O capitão da GNR José Pires, ex-comandante do destacamento de Braga, foi libertado depois de ter confirmado, no Departamento de Investigação e Acção Penal do Porto, declarações que fez à PJ sobre tráfico de influências no comando da Brigada Norte em relação ao Sporting de Braga.
Após ter deixado o Departamento de Investigação e Acção Penal (DIAP), o ex-comandante do destacamento da GNR de Braga adiantou que esteve apenas 10 minutos naquele departamento do Ministério Público, onde se limitou a confirmar declarações prestadas na Polícia Judiciária Militar (PJM) a 11 de Abril.
José Pires foi detido sob acusação do crime de deserção e ficou sujeito à medida de coacção de Termo de Identidade e Residência.
A existência de faltas injustificadas ao serviço por parte de José Pires terá levado a que este fosse acusado de deserção no dia 11 de Abril.
Uma fonte ligada ao processo disse à TSF estranhar que a detenção tenha ocorrido hoje, quando a ordem de deserção foi publicada a 11 de Abril, e nesse mesmo dia o capitão Pires se apresentou voluntariamente na PJM para prestar declarações sobre este processo.
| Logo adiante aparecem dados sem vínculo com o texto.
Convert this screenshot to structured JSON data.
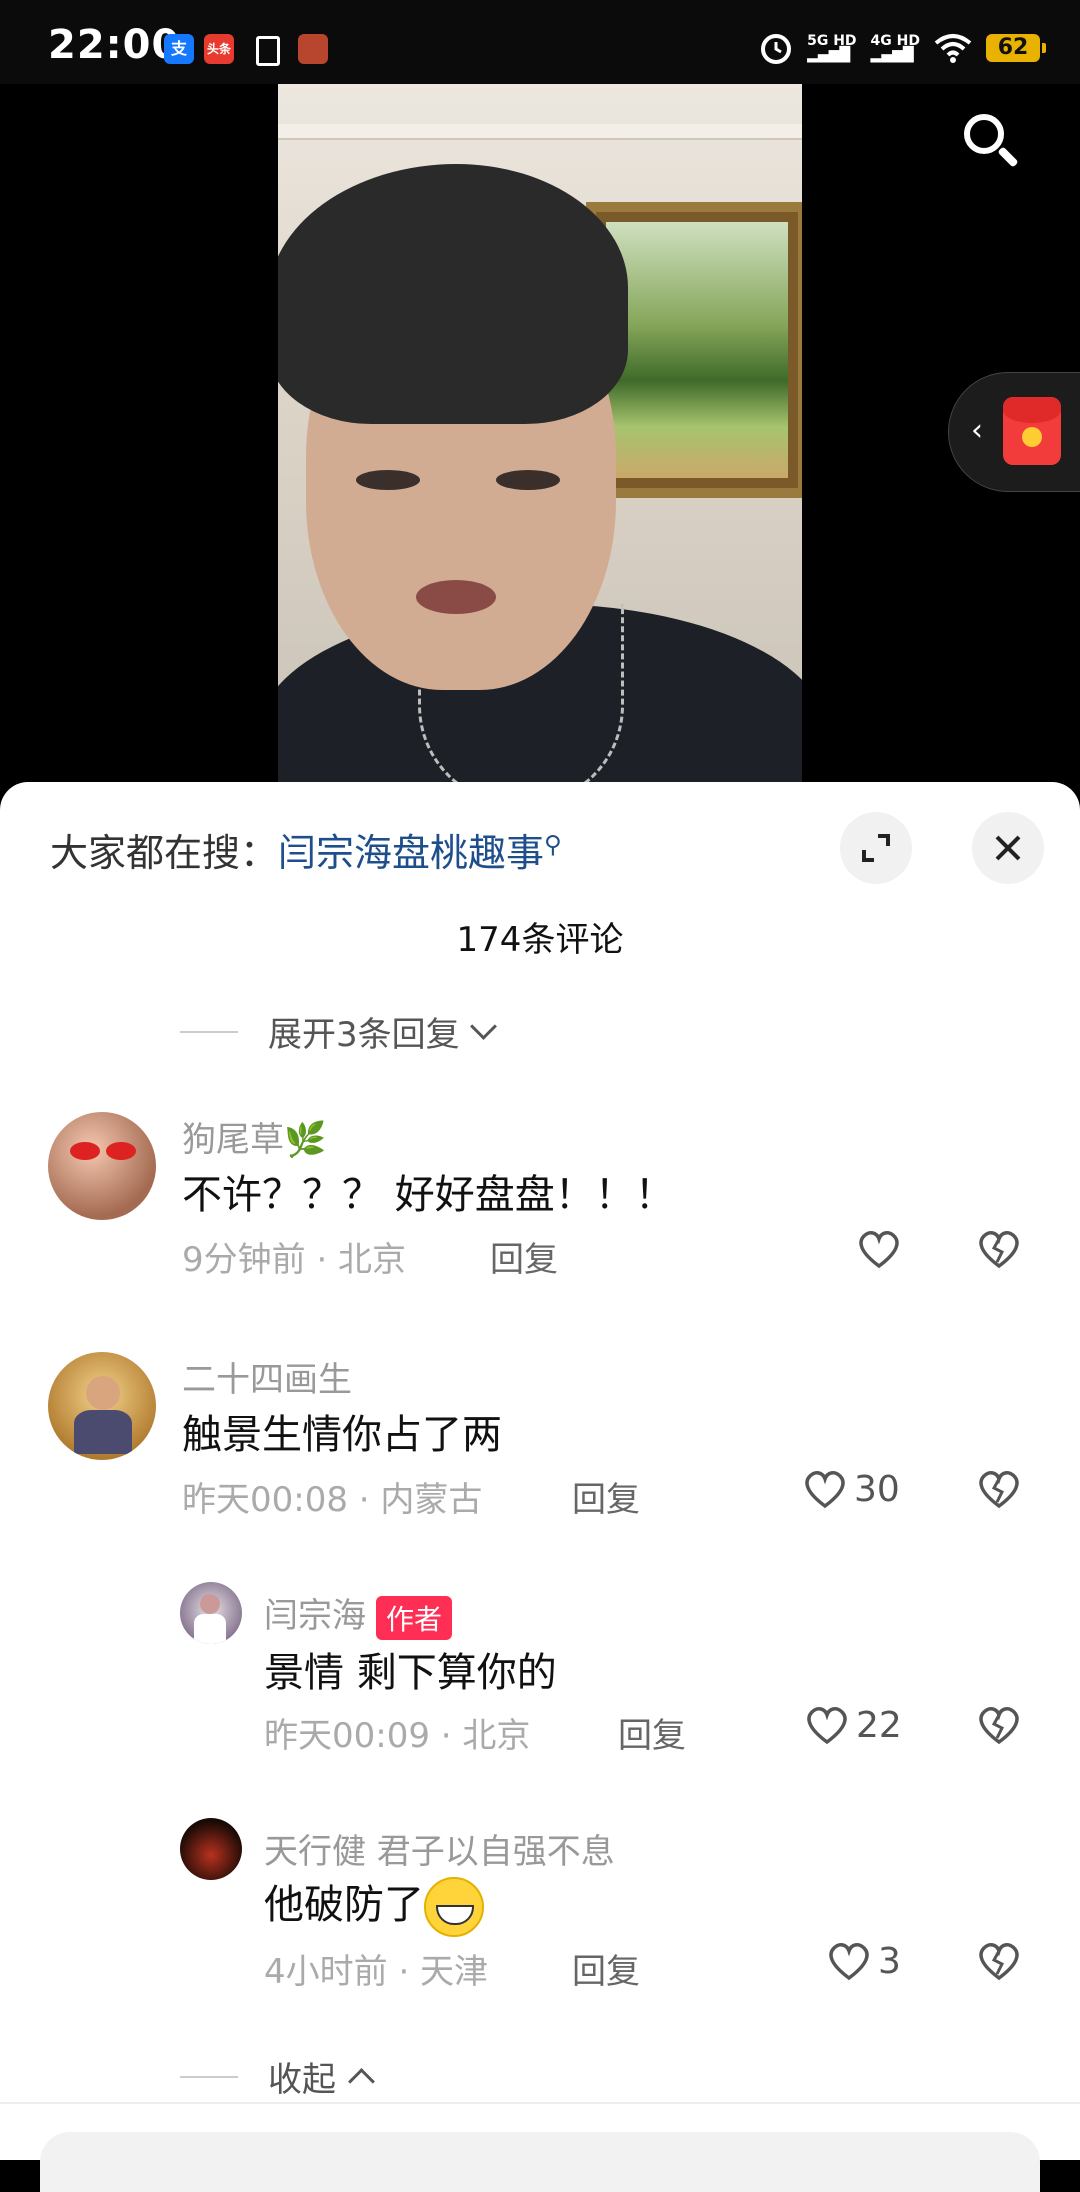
{
  "status_bar": {
    "time": "22:00",
    "apps": [
      "支",
      "头条"
    ],
    "net_top": "5G HD",
    "net_bottom": "4G HD",
    "battery": "62"
  },
  "video": {
    "search_icon": "search-icon",
    "redpacket_icon": "red-packet-icon"
  },
  "panel": {
    "hot_search_prefix": "大家都在搜：",
    "hot_search_term": "闫宗海盘桃趣事",
    "comment_count": "174条评论",
    "expand_replies": "展开3条回复",
    "collapse": "收起"
  },
  "comments": [
    {
      "username": "狗尾草🌿",
      "text": "不许？？？ 好好盘盘！！！",
      "time_loc": "9分钟前 · 北京",
      "reply": "回复",
      "likes": ""
    },
    {
      "username": "二十四画生",
      "text": "触景生情你占了两",
      "time_loc": "昨天00:08 · 内蒙古",
      "reply": "回复",
      "likes": "30"
    },
    {
      "username": "闫宗海",
      "badge": "作者",
      "text": "景情 剩下算你的",
      "time_loc": "昨天00:09 · 北京",
      "reply": "回复",
      "likes": "22"
    },
    {
      "username": "天行健 君子以自强不息",
      "text": "他破防了",
      "time_loc": "4小时前 · 天津",
      "reply": "回复",
      "likes": "3"
    }
  ],
  "colors": {
    "accent_link": "#1e4f8c",
    "author_badge": "#ff2e55",
    "battery": "#e9b200"
  }
}
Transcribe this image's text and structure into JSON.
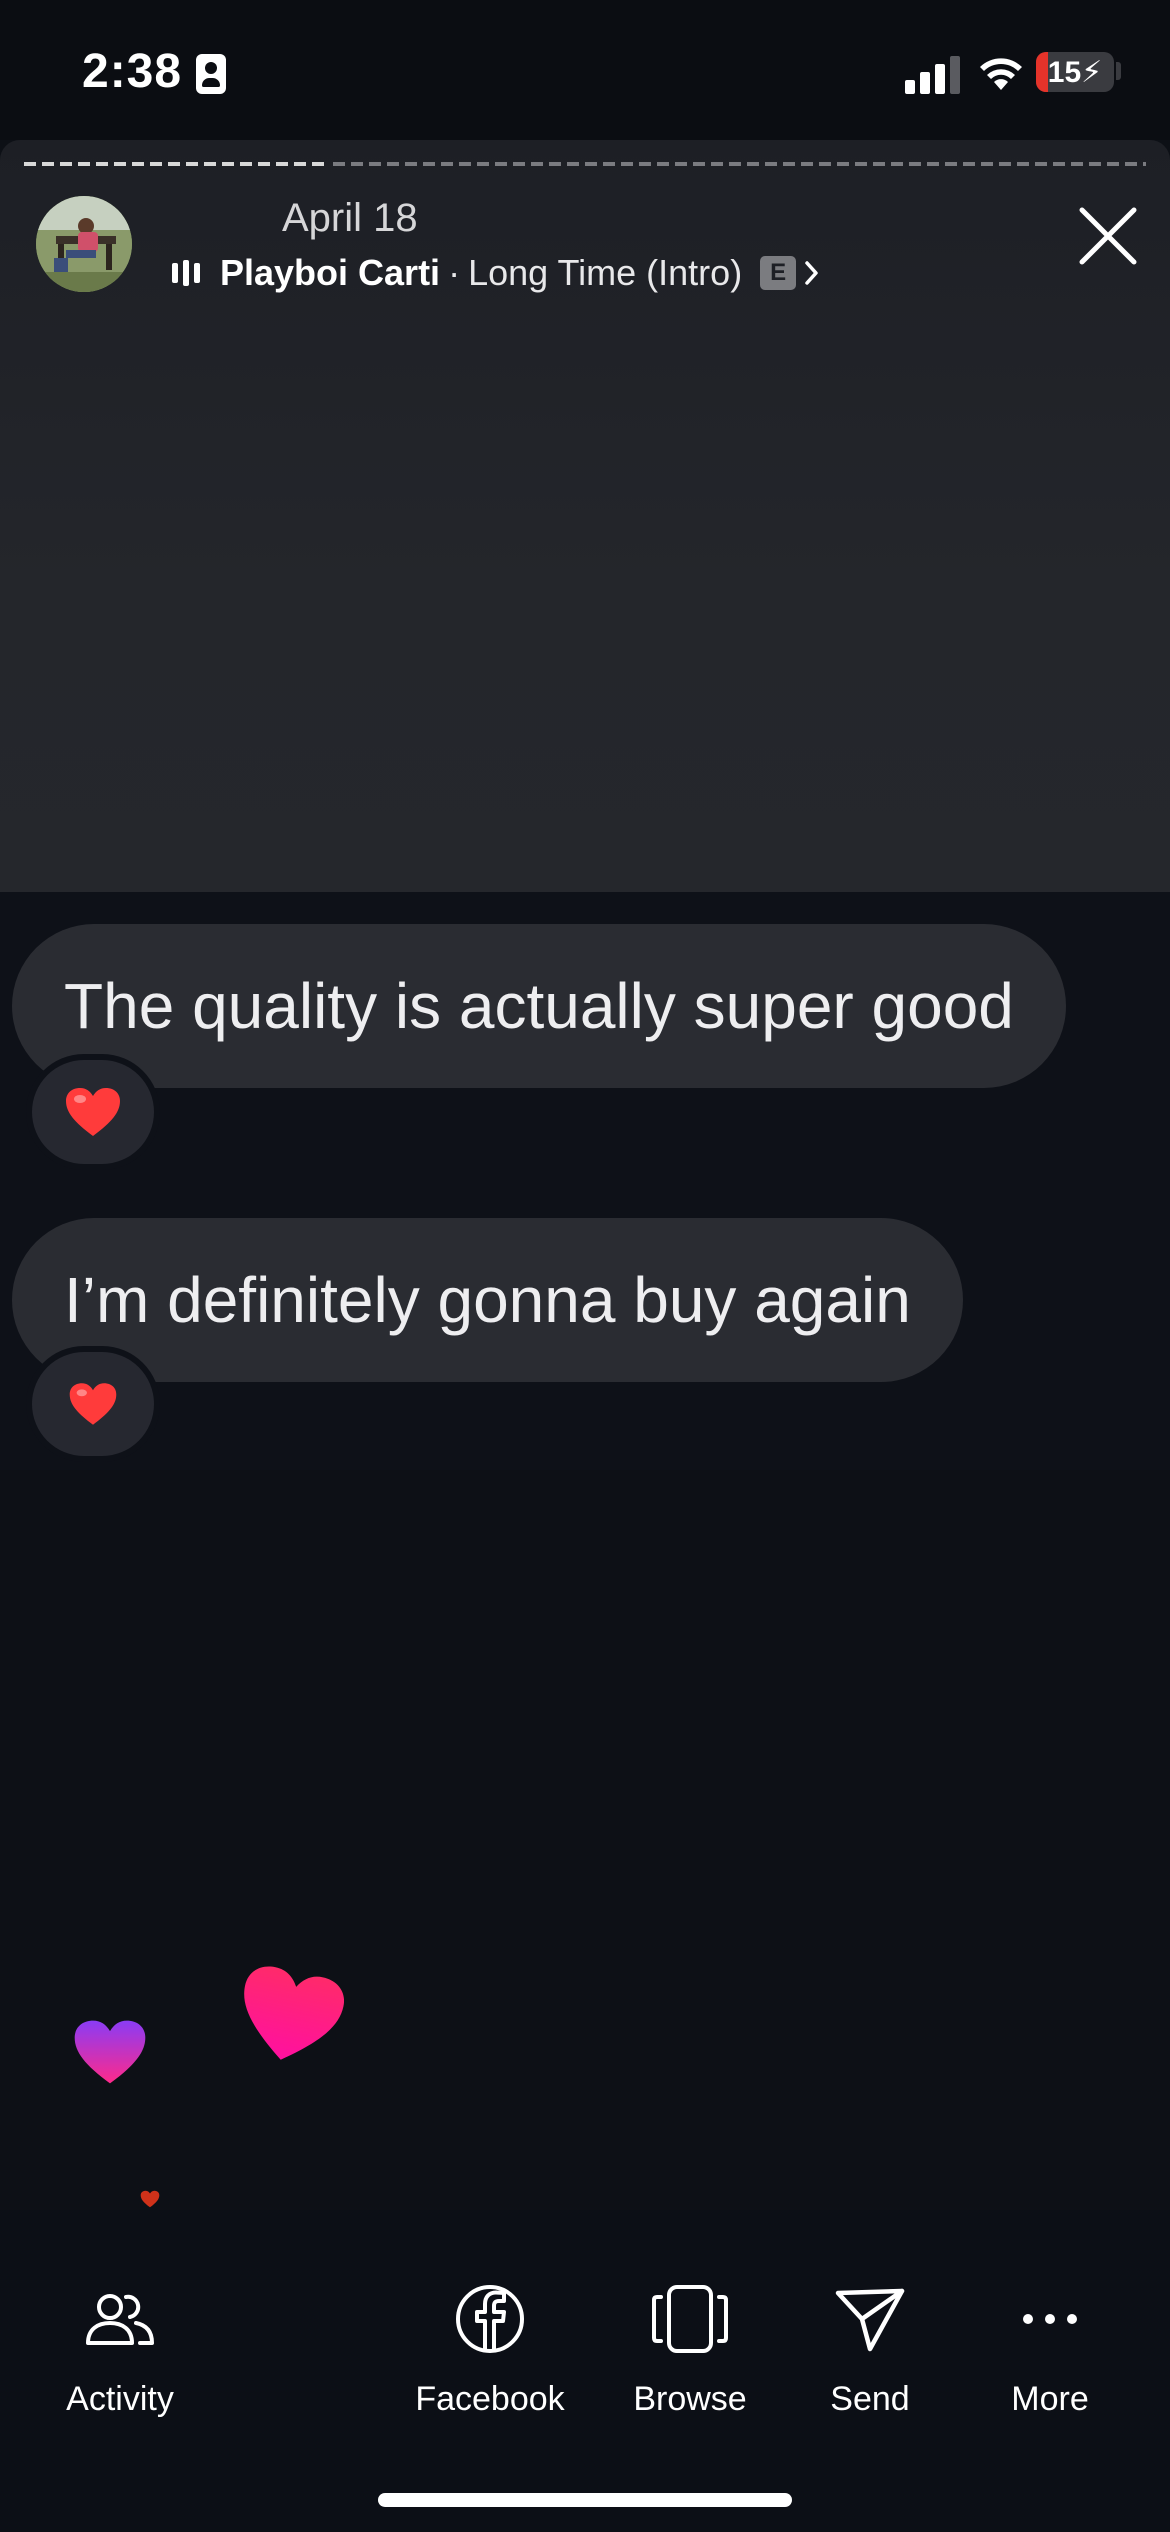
{
  "status_bar": {
    "time": "2:38",
    "battery_label": "15",
    "battery_level_percent": 15,
    "battery_color": "#e5332a"
  },
  "story": {
    "progress_fraction": 0.27,
    "date": "April 18",
    "music": {
      "artist": "Playboi Carti",
      "separator": "·",
      "song": "Long Time (Intro)",
      "explicit_badge": "E"
    }
  },
  "messages": [
    {
      "text": "The quality is actually super good",
      "reaction": "heart-emoji"
    },
    {
      "text": "I’m definitely gonna buy again",
      "reaction": "heart-emoji"
    }
  ],
  "bottom_nav": [
    {
      "label": "Activity",
      "icon": "people-icon"
    },
    {
      "label": "Facebook",
      "icon": "facebook-icon"
    },
    {
      "label": "Browse",
      "icon": "browse-icon"
    },
    {
      "label": "Send",
      "icon": "send-icon"
    },
    {
      "label": "More",
      "icon": "more-icon"
    }
  ],
  "colors": {
    "background": "#0d1016",
    "bubble": "#2a2c32",
    "heart_pink": "#ff1f7a",
    "heart_purple": "#b03cf0"
  }
}
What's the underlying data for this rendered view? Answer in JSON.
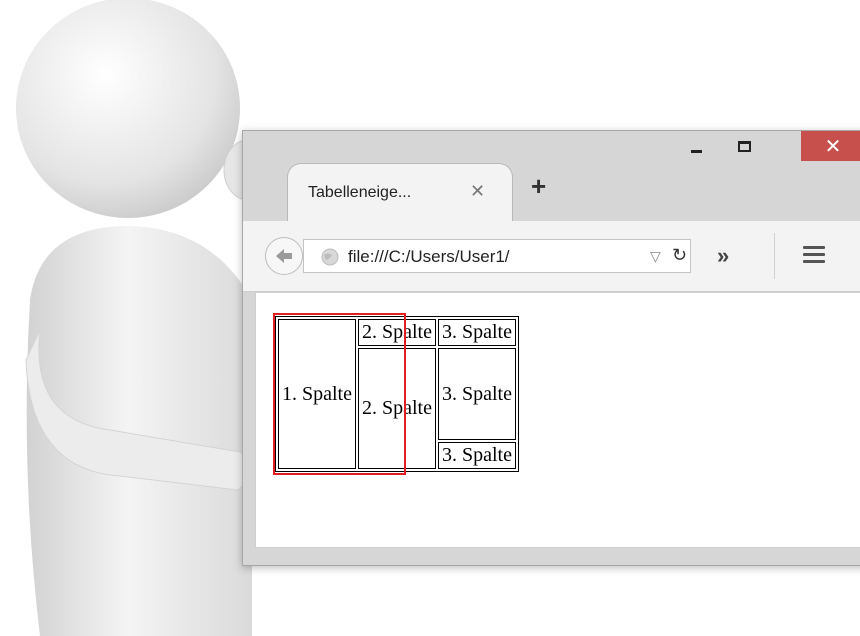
{
  "window": {
    "minimize_label": "minimize",
    "maximize_label": "maximize",
    "close_glyph": "✕"
  },
  "tab": {
    "title": "Tabelleneige...",
    "close_glyph": "✕",
    "new_tab_glyph": "+"
  },
  "navbar": {
    "url": "file:///C:/Users/User1/",
    "overflow_glyph": "»",
    "icons": [
      "back-arrow-icon",
      "globe-icon",
      "dropdown-icon",
      "reload-icon",
      "menu-icon"
    ]
  },
  "table": {
    "rows": [
      [
        "1. Spalte",
        "2. Spalte",
        "3. Spalte"
      ],
      [
        "3. Spalte"
      ],
      [
        "2. Spalte",
        "3. Spalte"
      ]
    ]
  },
  "colors": {
    "close_button": "#c7504c",
    "highlight": "#e02020"
  }
}
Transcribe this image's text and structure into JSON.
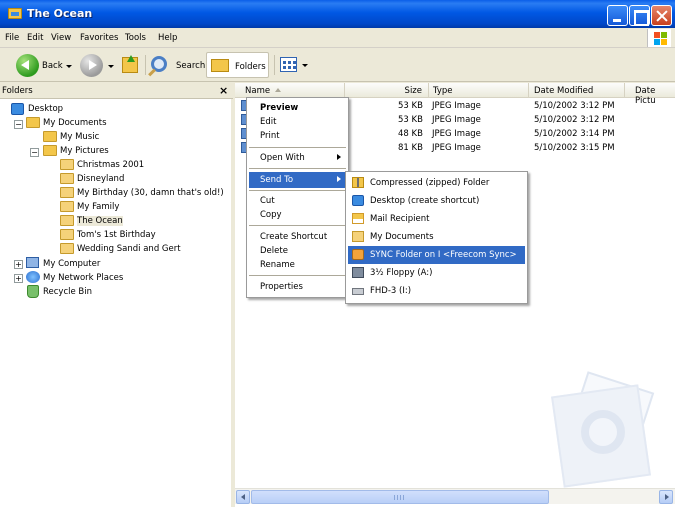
{
  "window": {
    "title": "The Ocean"
  },
  "menubar": [
    "File",
    "Edit",
    "View",
    "Favorites",
    "Tools",
    "Help"
  ],
  "toolbar": {
    "back_label": "Back",
    "search_label": "Search",
    "folders_label": "Folders"
  },
  "folders_pane": {
    "title": "Folders",
    "close_glyph": "×",
    "tree": [
      {
        "label": "Desktop",
        "icon": "desktop-icon"
      },
      {
        "label": "My Documents",
        "icon": "my-documents-icon"
      },
      {
        "label": "My Music",
        "icon": "my-music-icon"
      },
      {
        "label": "My Pictures",
        "icon": "my-pictures-icon"
      },
      {
        "label": "Christmas 2001",
        "icon": "folder-icon"
      },
      {
        "label": "Disneyland",
        "icon": "folder-icon"
      },
      {
        "label": "My Birthday (30, damn that's old!)",
        "icon": "folder-icon"
      },
      {
        "label": "My Family",
        "icon": "folder-icon"
      },
      {
        "label": "The Ocean",
        "icon": "folder-icon",
        "selected": true
      },
      {
        "label": "Tom's 1st Birthday",
        "icon": "folder-icon"
      },
      {
        "label": "Wedding Sandi and Gert",
        "icon": "folder-icon"
      },
      {
        "label": "My Computer",
        "icon": "computer-icon"
      },
      {
        "label": "My Network Places",
        "icon": "network-icon"
      },
      {
        "label": "Recycle Bin",
        "icon": "recycle-bin-icon"
      }
    ]
  },
  "file_list": {
    "columns": [
      "Name",
      "Size",
      "Type",
      "Date Modified",
      "Date Pictu"
    ],
    "rows": [
      {
        "size": "53 KB",
        "type": "JPEG Image",
        "modified": "5/10/2002 3:12 PM"
      },
      {
        "size": "53 KB",
        "type": "JPEG Image",
        "modified": "5/10/2002 3:12 PM"
      },
      {
        "size": "48 KB",
        "type": "JPEG Image",
        "modified": "5/10/2002 3:14 PM"
      },
      {
        "size": "81 KB",
        "type": "JPEG Image",
        "modified": "5/10/2002 3:15 PM"
      }
    ]
  },
  "context_menu": {
    "items": [
      "Preview",
      "Edit",
      "Print",
      "Open With",
      "Send To",
      "Cut",
      "Copy",
      "Create Shortcut",
      "Delete",
      "Rename",
      "Properties"
    ],
    "highlighted": "Send To"
  },
  "send_to_menu": {
    "items": [
      {
        "label": "Compressed (zipped) Folder",
        "icon": "zip-folder-icon"
      },
      {
        "label": "Desktop (create shortcut)",
        "icon": "desktop-shortcut-icon"
      },
      {
        "label": "Mail Recipient",
        "icon": "mail-icon"
      },
      {
        "label": "My Documents",
        "icon": "my-documents-icon"
      },
      {
        "label": "SYNC Folder on I <Freecom Sync>",
        "icon": "sync-folder-icon",
        "highlighted": true
      },
      {
        "label": "3½ Floppy (A:)",
        "icon": "floppy-icon"
      },
      {
        "label": "FHD-3 (I:)",
        "icon": "drive-icon"
      }
    ]
  },
  "colors": {
    "titlebar": "#0058e4",
    "highlight": "#316ac5",
    "chrome": "#ece9d8"
  }
}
«Esta tarde, a PJ militar foi-me buscar a casa em Braga, conduziu-me ao Porto e depois de cumprir algumas formalidades fui presente a uma magistrada do Ministério Público no DIAP onde confirmei as declarações prestadas no dia 11. Estive lá apenas 10 minutos», disse à TSF.
Esta manhã, o ex-comandante do destacamento da GNR de Braga denunciou à TSF a existência de tráfico de influências, irregularidades e favorecimento no comando da Brigada Norte. Em causa estão dívidas do Sporting de Braga relativas à segurança dos jogos.